︎ È Fora a Francia
︎ Ekpyrosis
︎ Furiani 1992
︎ Rimondula
︎ Canadairs
︎ Sans-titre
︎ Tabaâ
︎ Incantesimi
Les années 1970 seront un tournant majeur en Corse, tant au niveau culturel et intellectuel par le Riacquistu, mais aussi par la structuration socio-politique de groupes qui formeront le nationalisme corse contemporain. En résistance à une stratégie coloniale mondialisante de l’État Français à la sortie de la Seconde Guerre Mondiale, l’avenir et l’émancipation de la Corse ont été pensés par ces différents acteurs à travers la reconnaissance, tout autant que l’affirmation, de son passé dans l’écriture de son destin. Les nombreux blocages institutionnels amèneront l’émergence des premières actions armées, marqué par l’Affaire des Boues Rouges (1973) puis l’Affaire d’Aleria (1975). Un climat de violence et d’affrontement constant se banalise sur l’île, qui se concrétisera par la création du groupe FLNC (Fronte di Liberazione Naziunale di a Corsica, 5 mai 1976) croisant pensées révolutionnaires et revendications insulaires, se battant pour une politique autodéterminationiste portée par la LLN (Lutte de Libération Nationale, croisant lutte de masse, lutte institutionnelle et lutte armée) et assumant l’utilisation de la violence. Ce climat trouvera son acmée dans les années 1990 avec la séparation de factions du FLNC (Canale Storicu et Canale Abituali, ainsi que le groupe Resistenza) puis le conflit meurtrier entre ces factions, conflit alimenté par la politique d’ingérence de Charles Pasqua. Ce climat aboutira à l’assassinat du préfet Érignac par le groupe Sampiero et la répression qui s’ensuivra, jusqu’à parvenir à un processus de réunification dans les accords de Migliacciaru (1999). Bien qu'un grand chemin ait été fait durant ce demi-siècle et de nombreuses revendications acquises, l’énergie expressive, intellectuelle et politique que portait cette période semble s’essouffler en même temps que la déception de la politique de la majorité autonomiste dans l’île et la résurgence de pensées néocoloniales et fascisantes provenants de l’extérieur de l’île, laissant une jeunesse en crise de sa propre voix.

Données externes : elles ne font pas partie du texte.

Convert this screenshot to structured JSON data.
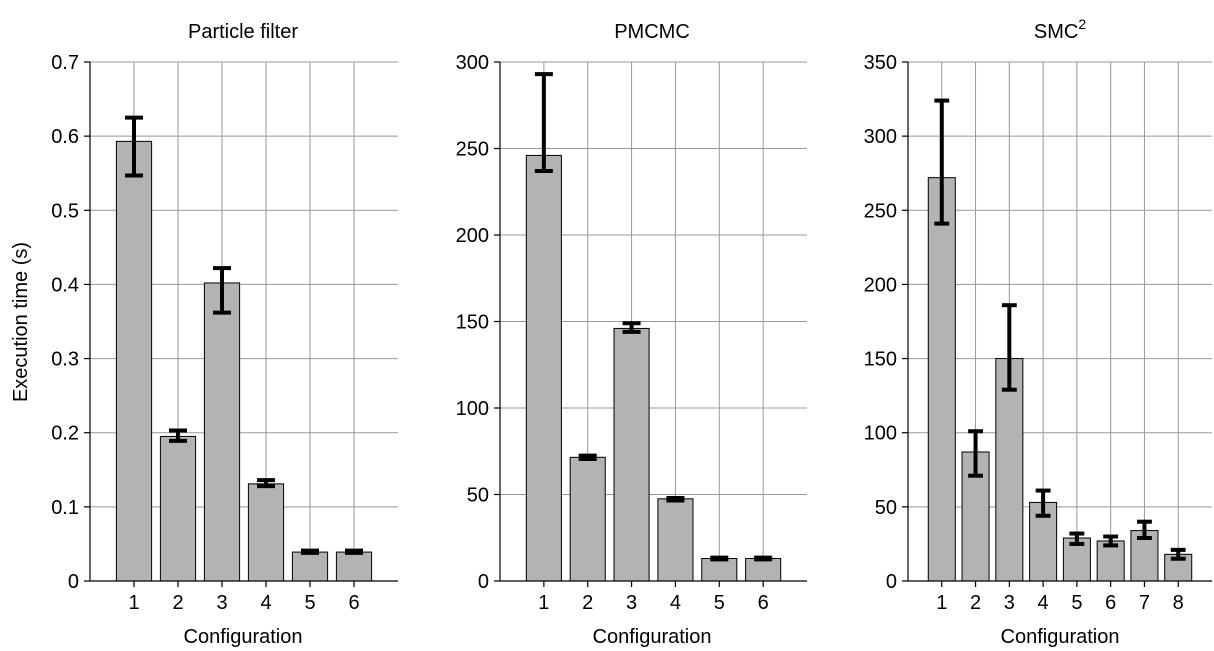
{
  "figure": {
    "ylabel": "Execution time (s)"
  },
  "chart_data": [
    {
      "type": "bar",
      "title": "Particle filter",
      "xlabel": "Configuration",
      "ylabel": "Execution time (s)",
      "categories": [
        "1",
        "2",
        "3",
        "4",
        "5",
        "6"
      ],
      "values": [
        0.593,
        0.195,
        0.402,
        0.131,
        0.039,
        0.039
      ],
      "err_low": [
        0.547,
        0.189,
        0.362,
        0.128,
        0.038,
        0.038
      ],
      "err_high": [
        0.625,
        0.203,
        0.422,
        0.136,
        0.041,
        0.041
      ],
      "yticks": [
        "0",
        "0.1",
        "0.2",
        "0.3",
        "0.4",
        "0.5",
        "0.6",
        "0.7"
      ],
      "ylim": [
        0,
        0.7
      ],
      "grid": true,
      "colors": {
        "bar": "#b3b3b3",
        "grid": "#999999",
        "error_bar": "#000000"
      }
    },
    {
      "type": "bar",
      "title": "PMCMC",
      "xlabel": "Configuration",
      "categories": [
        "1",
        "2",
        "3",
        "4",
        "5",
        "6"
      ],
      "values": [
        246,
        71.5,
        146,
        47.5,
        13,
        13
      ],
      "err_low": [
        237,
        70.5,
        144,
        46.5,
        12.5,
        12.5
      ],
      "err_high": [
        293,
        72.5,
        149,
        48,
        13.5,
        13.5
      ],
      "yticks": [
        "0",
        "50",
        "100",
        "150",
        "200",
        "250",
        "300"
      ],
      "ylim": [
        0,
        300
      ],
      "grid": true,
      "colors": {
        "bar": "#b3b3b3",
        "grid": "#999999",
        "error_bar": "#000000"
      }
    },
    {
      "type": "bar",
      "title": "SMC",
      "title_superscript": "2",
      "xlabel": "Configuration",
      "categories": [
        "1",
        "2",
        "3",
        "4",
        "5",
        "6",
        "7",
        "8"
      ],
      "values": [
        272,
        87,
        150,
        53,
        29,
        27,
        34,
        18
      ],
      "err_low": [
        241,
        71,
        129,
        44,
        25,
        24,
        29,
        15
      ],
      "err_high": [
        324,
        101,
        186,
        61,
        32,
        30,
        40,
        21
      ],
      "yticks": [
        "0",
        "50",
        "100",
        "150",
        "200",
        "250",
        "300",
        "350"
      ],
      "ylim": [
        0,
        350
      ],
      "grid": true,
      "colors": {
        "bar": "#b3b3b3",
        "grid": "#999999",
        "error_bar": "#000000"
      }
    }
  ]
}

Aujourd’hui, la lutte armée en Corse porte l'imaginaire d'une résistance nécessaire au nom de la gouvernance de l’île créant encore aujourd’hui un climat social sous tension permanente. Climat hérité des nombreux évènements proches parfois de l’opposition militaire, parfois de la guerre civile ; et dans lesquels tant de personnes issues de la société civile seront impliquées. Récemment, cet imaginaire sera réveillé par les manifestations suitent à l’agresssion d’Yvan Colonna en février 2022, évènements qui mettront fin à la trêve entamée en 2014 par le FLNC. Suite à la victoire de 2015 de la coalition nationaliste, le bilan de ce passé sera fait, et à l’heure où de nombreuses voix témoignent, certains pointent la nécessité de son existence, mais aussi, des dérives qu’elle a pu entraîner. Ce regard critique émerge tandis que de nouvelles violences dites “mafieuses” en Corse vont jusqu’à dominer notre actualité. Cet état de crise, ce cotoiement quotidien de la violence, d’abord revendicatif, puis de droit commun, est déclencheur de cette recherche, qui s’actualise à travers le prisme du feu que porte directement le titre FOCU, littéralement le feu. Le feu étudié à la fois dans l’expression de la violence populaire et clandestine, dans la conception chrétienne et magique, et dans l’utilisation paysanne. Ce projet tente ainsi de questionner le territoire et les corps qui l’arpente dans la tension de violence permanente et l’omniprésence des croyances dans notre quotidien, même au sein des mouvements populaires : entre destruction et renouveau, entre guérison et purfication. Et ainsi le feu permet cette alternance entre notre actualité et l’histoire moderne, entre profane et sacré, entre révolution et domination. Une conscience qui se développe face aux images qui me parviennent : l’instantanéité de l’archive, la réminiscence et la rémanence.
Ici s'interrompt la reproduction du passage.